So, a couple of a additional notes on this. I got some feedback from my latest attempt and while I’m closer, there are still some significant issues. Also, my testers and I weren’t seeing the same things on the screen when testing so I thought I’d follow up on two aspects of working with Right to Left languages that are not completely intuitive.
1) While Windows does support Right to Left rendering by default, it will not apply the bidi algorithm correctly unless you have explicitly turned on support for complex scripts (at least in XP-, having check my vista or Windows 7 testing boxes yet). This wasn’t obvious. It seemed to me that if I could see the text, could switch on the Right to Left processing, that certainly, I would be seeing what an Arabic user would be seeing. Well, no. If you want to actually have Windows support correct rendering of Right to left data, you need to open the Regional and Language Control Panel Applet and check the Install files for complete script and right to left languages:
Obvious – right? Once I dug up my Windows XP disk, I was able to install the support files and now, I can see what the same thing that an Arabic user would see. So, at least we are now working with the same screwed up display.

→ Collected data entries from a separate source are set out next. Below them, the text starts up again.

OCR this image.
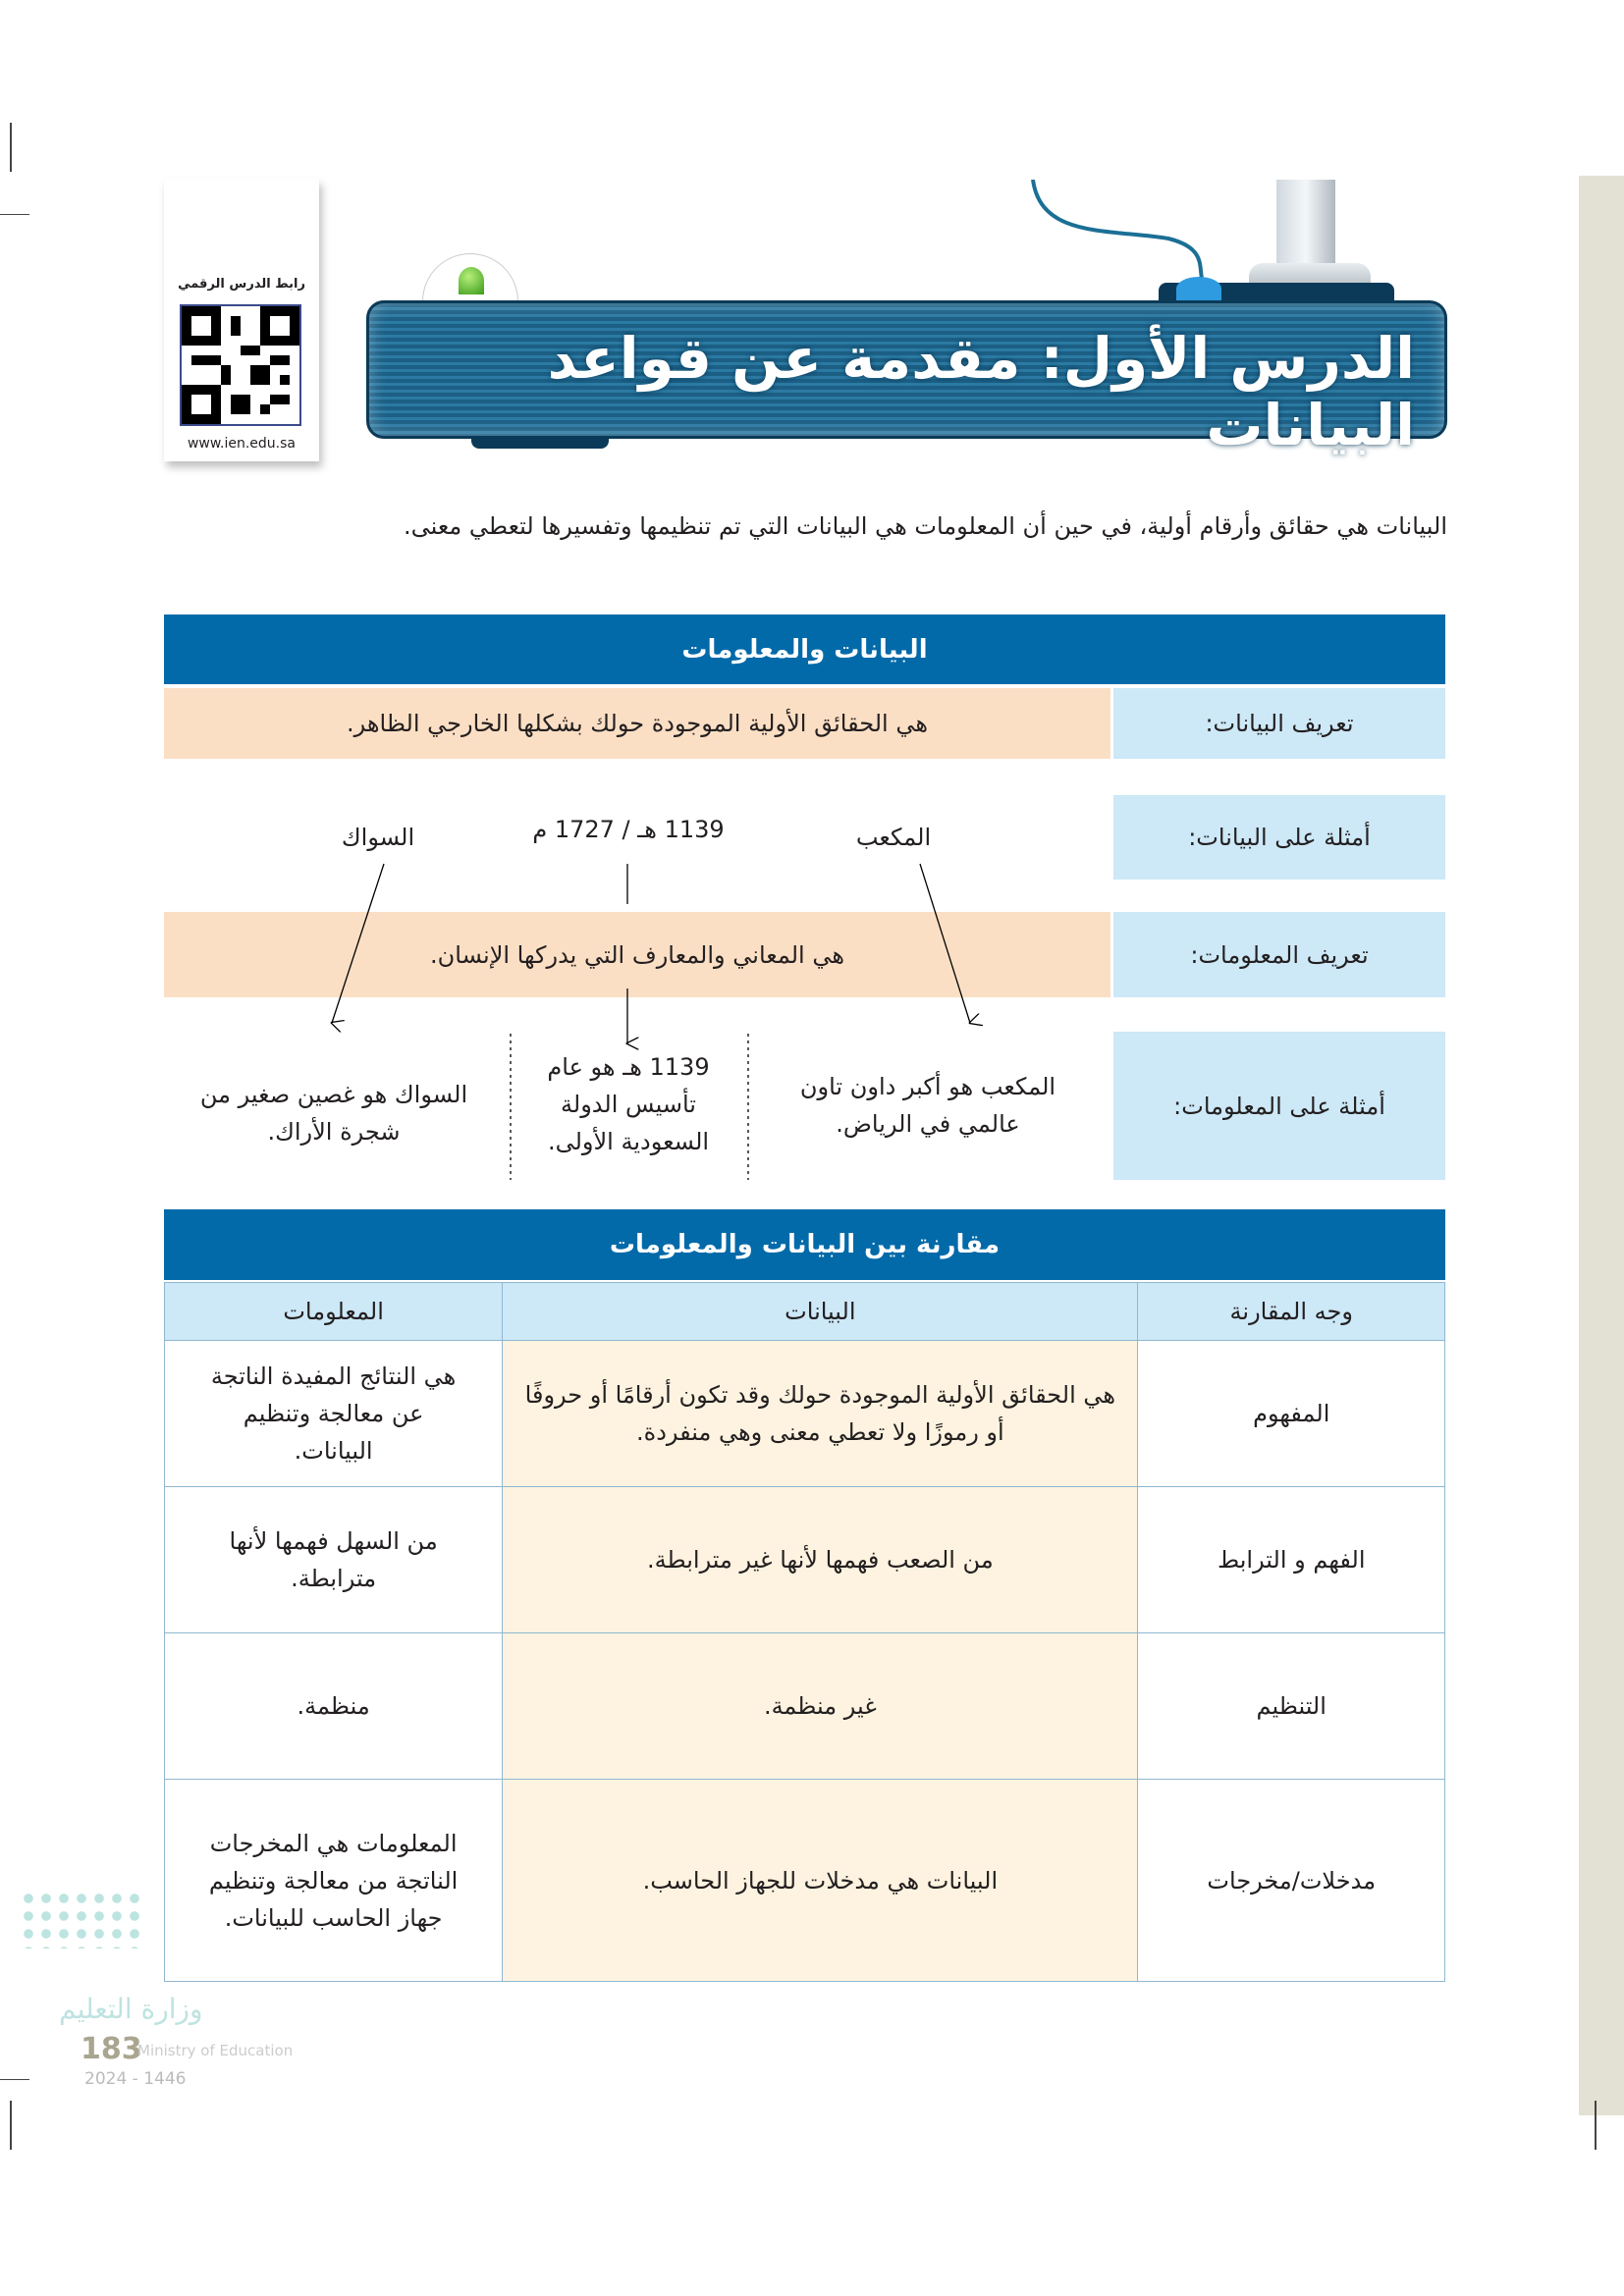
رابط الدرس الرقمي
www.ien.edu.sa
الدرس الأول: مقدمة عن قواعد البيانات
البيانات هي حقائق وأرقام أولية، في حين أن المعلومات هي البيانات التي تم تنظيمها وتفسيرها لتعطي معنى.
البيانات والمعلومات
تعريف البيانات:
هي الحقائق الأولية الموجودة حولك بشكلها الخارجي الظاهر.
أمثلة على البيانات:
المكعب
1139 هـ / 1727 م
السواك
تعريف المعلومات:
هي المعاني والمعارف التي يدركها الإنسان.
أمثلة على المعلومات:
المكعب هو أكبر داون تاون عالمي في الرياض.
1139 هـ هو عام تأسيس الدولة السعودية الأولى.
السواك هو غصين صغير من شجرة الأراك.
مقارنة بين البيانات والمعلومات
وجه المقارنة	البيانات	المعلومات
المفهوم	هي الحقائق الأولية الموجودة حولك وقد تكون أرقامًا أو حروفًا أو رموزًا ولا تعطي معنى وهي منفردة.	هي النتائج المفيدة الناتجة عن معالجة وتنظيم البيانات.
الفهم و الترابط	من الصعب فهمها لأنها غير مترابطة.	من السهل فهمها لأنها مترابطة.
التنظيم	غير منظمة.	منظمة.
مدخلات/مخرجات	البيانات هي مدخلات للجهاز الحاسب.	المعلومات هي المخرجات الناتجة من معالجة وتنظيم جهاز الحاسب للبيانات.
وزارة التعليم
183
Ministry of Education
2024 - 1446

2) The bidi is an interesting algorithm, and the more I’ve been looking at it, the more that I think that options actually exist in the algorithm to solve my problem. At issue is how the algorithm treats data that shouldn’t be treated as right to left or mixed displays. The best explanation that I’ve read comes from here: http://blogs.msdn.com/vsarabic/archive/2008/03/24/mixed-time-date-display.aspx#comments explaining why mixed Time/Date elements often display incorrectly within Arabic interfaces. It explains how numbers and neutral characters are processed and how the rendering shifts when non-neutral, non-arabic characters are encountered. For MarcEdit’s purposes, I have a pretty good idea which non-neutral characters are causing my problems – the delimiters (since these can be a-z0-9). But the bidi (which you can read more about here: http://unicode.org/reports/tr9/) includes a set of character overrides that can be embedded to force certain data to be interpreted as strong, weak or neutral characters for processing. Playing around with this a little bit, I found that I could embed a few key elements and change the output to look like the following:
Still not perfect, but getting much closer to what I’m looking for. Of course, embedding these character codes invalidates the MARC record so they would need to be filtered out when saved or the saved data would be a mess – but I think that this could potentially be useful, specifically for people doing web display – since these embedded characters would allow you to essentially mark control/display data so that the rendering doesn’t affect the overall output of the text. Make sense? Not much to me either.